Pointer to faster 32-bit signed long divide?

[swsnyder]

 have an app whose bottleneck, on a 32-bit Pentium4, is _lldiv, This is VS2003's standard "long long" division routine.  That is, a signed 64-bit integer is divided by another signed 64-bit integer.

Can anyone point me to a faster routine that does the same thing?  This code will always be run on machines with at least SSE, so SIMD instruction are OK.

I've attached MS's code for comparison.

Thanks.


[attachment deleted by admin]

[raymond]

If you only need the quotient of the division as the result, it can be handled very easily with floats, and almost as fast as a division by a 32-bit number.
It would be slightly more complicated and a bit slower if you also want the remainder as a 64-bit integer.

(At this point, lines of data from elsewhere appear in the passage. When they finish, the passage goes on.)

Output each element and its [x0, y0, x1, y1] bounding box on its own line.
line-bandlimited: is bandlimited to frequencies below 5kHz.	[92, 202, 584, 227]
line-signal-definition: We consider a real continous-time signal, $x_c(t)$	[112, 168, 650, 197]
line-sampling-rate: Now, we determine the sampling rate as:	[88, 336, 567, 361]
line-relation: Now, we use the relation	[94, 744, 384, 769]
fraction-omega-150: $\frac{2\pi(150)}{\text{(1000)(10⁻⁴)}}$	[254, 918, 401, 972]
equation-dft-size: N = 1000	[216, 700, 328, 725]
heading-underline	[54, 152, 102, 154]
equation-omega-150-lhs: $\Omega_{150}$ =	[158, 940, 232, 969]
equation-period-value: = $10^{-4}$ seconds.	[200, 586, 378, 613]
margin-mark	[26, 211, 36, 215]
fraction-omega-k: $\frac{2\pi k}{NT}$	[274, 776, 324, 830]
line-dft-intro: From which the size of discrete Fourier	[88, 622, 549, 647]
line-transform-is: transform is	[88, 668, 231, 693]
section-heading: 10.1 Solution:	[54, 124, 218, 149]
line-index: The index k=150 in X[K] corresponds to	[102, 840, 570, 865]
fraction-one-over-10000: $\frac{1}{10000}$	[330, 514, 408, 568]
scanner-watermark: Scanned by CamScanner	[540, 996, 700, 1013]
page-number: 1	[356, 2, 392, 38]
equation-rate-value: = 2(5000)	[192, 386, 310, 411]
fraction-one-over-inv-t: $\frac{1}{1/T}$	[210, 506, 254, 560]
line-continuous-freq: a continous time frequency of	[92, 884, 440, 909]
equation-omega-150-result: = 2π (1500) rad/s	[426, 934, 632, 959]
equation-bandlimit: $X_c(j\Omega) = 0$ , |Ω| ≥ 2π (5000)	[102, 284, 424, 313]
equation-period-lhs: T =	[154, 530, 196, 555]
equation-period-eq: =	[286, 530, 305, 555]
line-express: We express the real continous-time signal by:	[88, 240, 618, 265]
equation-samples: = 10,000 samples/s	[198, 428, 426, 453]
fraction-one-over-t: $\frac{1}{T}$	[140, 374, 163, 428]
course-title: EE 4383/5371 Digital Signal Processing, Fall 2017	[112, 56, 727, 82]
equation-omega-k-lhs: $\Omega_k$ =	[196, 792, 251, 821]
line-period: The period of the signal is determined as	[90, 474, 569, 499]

Let me know if you are interested in this approach.

Raymond

[Biterider]

Hi
I have found an old snippet with a macro that implements a qword division. It has to be checked, since I'm not sure if it works.

Regards,

Biterider

Code Select Expand

; Macro:     qqdiv
; Purpose:   Divides 2 unsigned QuadWords. Uses edi, esi.
;            Output:  edx::eax = quotient of division of dividend by divisor
;                     ecx::ebx = remainder of division of dividend by divisor
; Arguments: edx::eax = dividend
;            ecx::ebx = divisor

qqdiv macro
    local @@Exit

    or ecx, ecx             ;;check if ecx is zero
    jnz @F
    qddiv                   ;;Perform qddiv
    xor ecx, ecx            ;;ecx = remainder-hi = zero
    jmp @@Exit
@@:
    push edx                ;;save
    push eax                ;; dividend
    mov esi, ebx            ;;divisor now in
    mov edi, ecx            ;; edi:ebx and ecx::esi
    shr edx, 1              ;;shift both
    rcr eax, 1              ;; divisor and
    ror edi, 1              ;;  and dividend
    rcr ebx, 1              ;;   right by 1 bit
    bsr ecx, ecx            ;;ecx = number of remaining shifts
    shrd ebx, edi, cl       ;;scale down divisor and
    shrd eax, edx, cl       ;;  dividend such that divisor
    shr edx, cl             ;;   less than 2^32 (i.e. fits in ebx)
    rol edi, 1              ;;restore original divisor (edi::esi)
    div ebx                 ;;compute quotient
    pop ebx                 ;;get dividend lo-word
    mov ecx, eax            ;;save quotient
    imul edi, eax           ;;quotient * divisor hi-word (low only)
    mul esi                 ;;quotient * divisor lo-word
    add edx, edi            ;;edx:eax = quotient * divisor
    sub ebx, eax            ;;dividend-lo - (quot.*divisor)-lo
    mov eax, ecx            ;;get quotient
    pop ecx                 ;;restore dividend hi-word
    sbb ecx, edx            ;;subtract divisor * quot. from dividend
    sbb edx, edx            ;;0 if remainder > 0, else FFFFFFFFh
    and esi, edx            ;;nothing to add
    and edi, edx            ;; back if remainder positive
    add ebx, esi            ;;correct remaider
    adc ecx, edi            ;; and quotient if
    add eax, edx            ;;  necessary
    xor edx, edx            ;;clear hi-word of quot (eax<=FFFFFFFFh)
@@Exit:
endm

[swsnyder]

On further examination (this isn't my code)  I see that that it is only a 32-bit signed quotient that is needed for output:

Code Select Expand


typedef struct point {
    int32_t x;
    int32_t y;
} point_t;

typedef struct line {
    point_t p1;
    point_t p2;
} line_t;

int32_t compute_x (line_t *line, int32_t y)
{
    int32_t dx = line->p2.x - line->p1.x;
    int64_t ex = (int64_t) (y - line->p1.y) * (int64_t) dx;
    int32_t dy = line->p2.y - line->p1.y;

    return ( line->p1.x + (ex / dy) );
}


So the real work is to divide a 64-bit signed int by a 32-bit signed int and return the 32-bit signed quotient.

In other words, the use of VS2003's _lldiv() is total overkill for this.  The division that so dominates the profiling can be done with a single idiv instruction.

Sigh.  Sorry for wasting everybody's time.